US 11,869,228 B2
System and a method for generating an image recognition model and classifying an input image
Guangda Li, Singapore (SG); Thanh Tung Todd Cao, Singapore (SG); Zhenhua Wang, Singapore (SG); and Xin Ji, Singapore (SG)
Assigned to VISENZE PTE LTD, Singapore (SG)
Appl. No. 17/763,606
Filed by VISENZE PTE LTD, Singapore (SG)
PCT Filed Nov. 6, 2020, PCT No. PCT/SG2020/050642
§ 371(c)(1), (2) Date Mar. 24, 2022,
PCT Pub. No. WO2022/098295, PCT Pub. Date May 12, 2022.
Prior Publication US 2023/0237769 A1, Jul. 27, 2023
Int. Cl. G06V 10/764 (2022.01); G06V 10/77 (2022.01); G06N 3/082 (2023.01)

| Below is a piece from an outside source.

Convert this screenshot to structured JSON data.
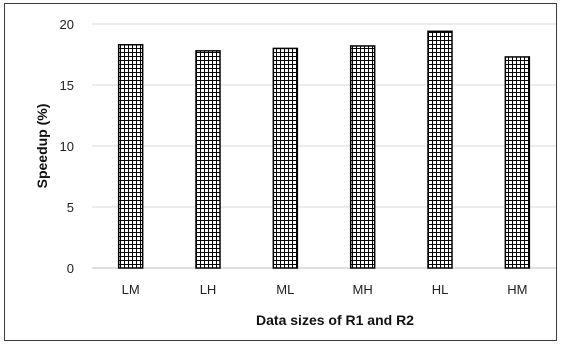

CPC G06V 10/764 (2022.01) [G06N 3/082 (2013.01); G06V 10/7715 (2022.01)] 14 Claims
OG exemplary drawing
 
1. A method of generating an image recognition model for recognizing an input image, comprising:
appending at least one feature extraction layer to the image recognition model;
extracting a plurality of feature vectors from a set of predetermined images;
grouping the plurality of feature vectors into a plurality of categories;
clustering the plurality of feature vectors of each of the plurality of categories into at least one cluster;
determining at least one centroid for each of the at least one cluster, wherein each of the at least one cluster comprises at least one centroid, wherein each of the at least one centroid is represented by a feature vector;
generating a classification layer based on the feature vector of each of the at least one centroid of the plurality of categories;
appending the classification layer to the image recognition model; and
receiving a plurality of selected images in one of the plurality of categories, extracting a plurality of new feature vectors of the plurality of selected images, adding the plurality of new feature vectors to the plurality of feature vectors of the one of the plurality of categories to form a new set of feature vectors, re-clustering the new set of feature vectors into at least one cluster, re-generating at least one centroid for each of the at least one cluster, wherein each of the at least one centroid is represented by a feature vector, and appending the feature vector of each of the at least one centroid for each of the at least one cluster to the classification layer of the image recognition model.